CESTAT Sets Aside Service Tax Demand on Religious Institution’s Rental Income

The Customs, Excise and Service Tax Appellate Tribunal (CESTAT) has remanded a dispute related to service tax demand on rental income earned by a religious institution, citing inconsistent departmental decisions on the exemption issue.

  • The CESTAT set aside the impugned order and remanded the matter to the Commissioner (Appeals) for fresh examination and appropriate decision.
  • The religious institution had rented out premises during the period from 01.07.2012 to 31.12.2013 but did not pay service tax on the rental income.
  • The Department had dropped similar service tax demands for later periods, relying on Board Circulars, which the institution argued should also apply to the earlier period.

Readers should pay attention to this case as it highlights the importance of consistent application of tax laws and exemptions, and the potential consequences of inconsistent decisions.

The Customs, Excise and Service Tax Appellate Tribunal (CESTAT), Bangalore remanded a dispute relating to service tax demand on rental income earned by a religious institution after noting inconsistent departmental decisions on the same exemption issue.

The appellant, a religious body registered under Section 12A of the Income Tax Act, had rented out premises during the period from 01.07.2012 to 31.12.2013 but did not pay service tax on the rental income. A show cause notice dated 09.05.2014 demanded service tax of Rs. 4,36,657 along with interest and penalties. The adjudicating authority the demand with equivalent penalty under Section 78 and other penalties under the Finance Act, 1994, which was later upheld by the Commissioner (Appeals).

Before CESTAT, the appellant argued that renting of shops within its premises was exempt under Entry 5(a) of Notification No. 25/2012-ST dated 20.06.2012 applicable to religious bodies. The appellant also pointed out that for later periods, the Department itself had dropped similar service tax demands through subsequent appellate and adjudication orders relying on Board Circulars.

The Tribunal observed that the Commissioner (Appeals) had denied exemption for the period 01.07.2012 to 31.12.2013 in the impugned order dated 27.04.2017, whereas in a later order dated 16.11.2018 relating to January 2014 to March 2015, the same authority had decided the issue in favour of the appellant. The later order was also followed for subsequent periods and demands were dropped.

Considering these inconsistent findings, CESTAT set aside the impugned order and remanded the matter to the Commissioner (Appeals) for fresh examination and appropriate decision.

FULL TEXT OF THE CESTAT BANGALORE ORDER

This is an appeal filed against Order-in-Appeal No.COC-EXCUS-000-APP-107-2017 dated 27.04.2017 passed by the Commissioner of Central Excise, Customs & Service Tax (Appeals-I), Cochin.

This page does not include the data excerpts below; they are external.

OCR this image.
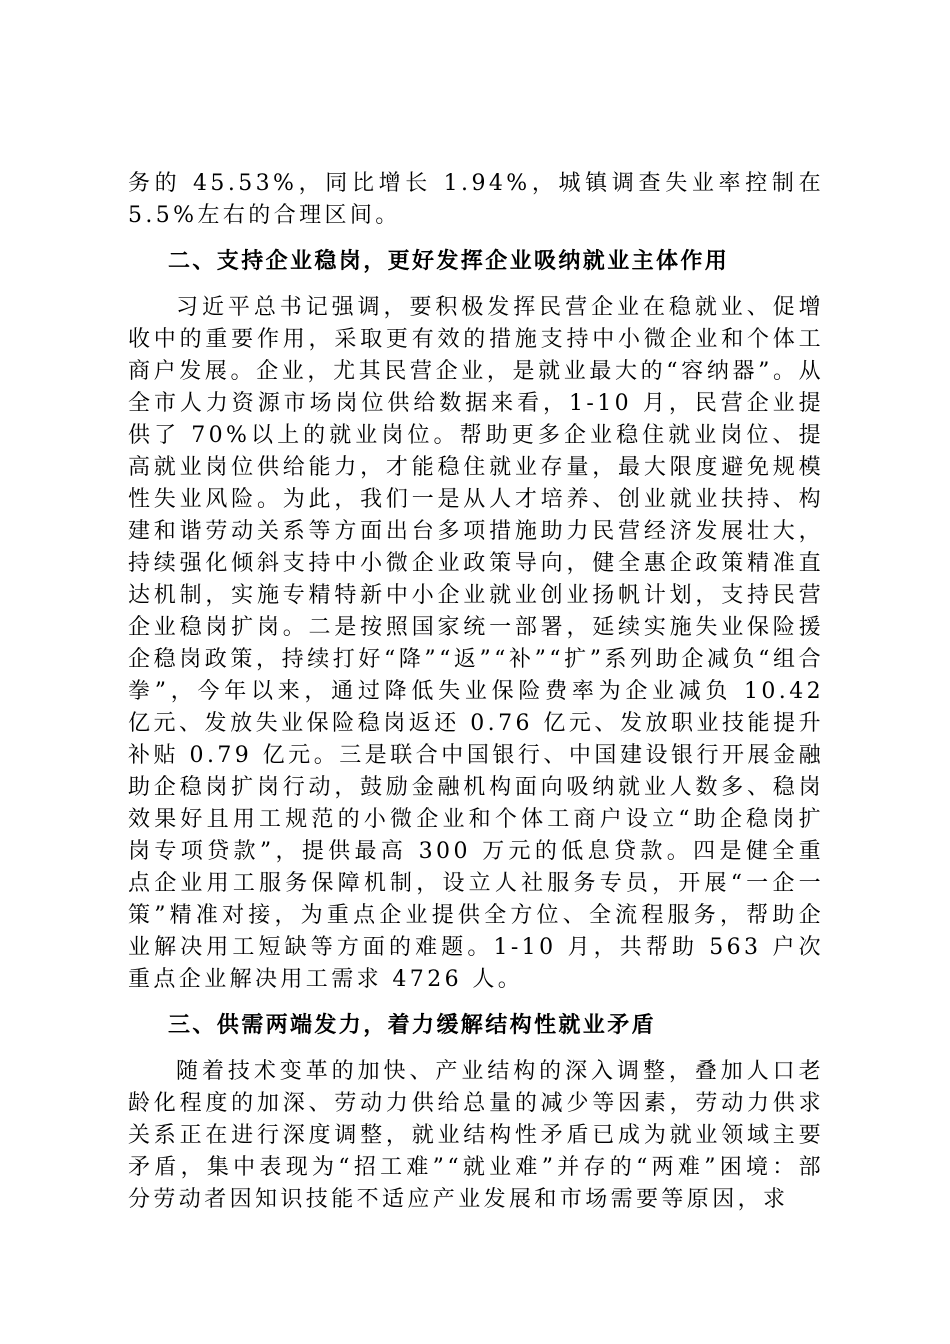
务的 45.53%，同比增长 1.94%，城镇调查失业率控制在 5.5%左右的合理区间。

二、支持企业稳岗，更好发挥企业吸纳就业主体作用

习近平总书记强调，要积极发挥民营企业在稳就业、促增收中的重要作用，采取更有效的措施支持中小微企业和个体工商户发展。企业，尤其民营企业，是就业最大的“容纳器”。从全市人力资源市场岗位供给数据来看，1-10 月，民营企业提供了 70%以上的就业岗位。帮助更多企业稳住就业岗位、提高就业岗位供给能力，才能稳住就业存量，最大限度避免规模性失业风险。为此，我们一是从人才培养、创业就业扶持、构建和谐劳动关系等方面出台多项措施助力民营经济发展壮大，持续强化倾斜支持中小微企业政策导向，健全惠企政策精准直达机制，实施专精特新中小企业就业创业扬帆计划，支持民营企业稳岗扩岗。二是按照国家统一部署，延续实施失业保险援企稳岗政策，持续打好“降”“返”“补”“扩”系列助企减负“组合拳”，今年以来，通过降低失业保险费率为企业减负 10.42 亿元、发放失业保险稳岗返还 0.76 亿元、发放职业技能提升补贴 0.79 亿元。三是联合中国银行、中国建设银行开展金融助企稳岗扩岗行动，鼓励金融机构面向吸纳就业人数多、稳岗效果好且用工规范的小微企业和个体工商户设立“助企稳岗扩岗专项贷款”，提供最高 300 万元的低息贷款。四是健全重点企业用工服务保障机制，设立人社服务专员，开展“一企一策”精准对接，为重点企业提供全方位、全流程服务，帮助企业解决用工短缺等方面的难题。1-10 月，共帮助 563 户次重点企业解决用工需求 4726 人。

三、供需两端发力，着力缓解结构性就业矛盾

随着技术变革的加快、产业结构的深入调整，叠加人口老龄化程度的加深、劳动力供给总量的减少等因素，劳动力供求关系正在进行深度调整，就业结构性矛盾已成为就业领域主要矛盾，集中表现为“招工难”“就业难”并存的“两难”困境：部分劳动者因知识技能不适应产业发展和市场需要等原因，求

2. Briefly stated the facts of the case are that the appellant is a religious institution / body for advancement of Muslim religion and registered as Religious Body under Section 12A of the Income Tax Act, 1961. During the relevant period from 01.07.2012 to 31.12.2013, they have collected rent by letting out their premises but failed to discharge service tax on the value of rent of the immovable property during the said period. Consequently, show-cause notice was issued to them on 09.05.2014 demanding service tax of Rs.4,36,657/- along with interest and penalty. On adjudication, the demand was with interest and penalty of equivalent amount under Section 78 and other penalties under different sections of Finance Act, 1994. Aggrieved by the same, appellant filed appeal before the learned Commissioner(Appeals) who in turn rejected their appeal. Hence, the present appeal.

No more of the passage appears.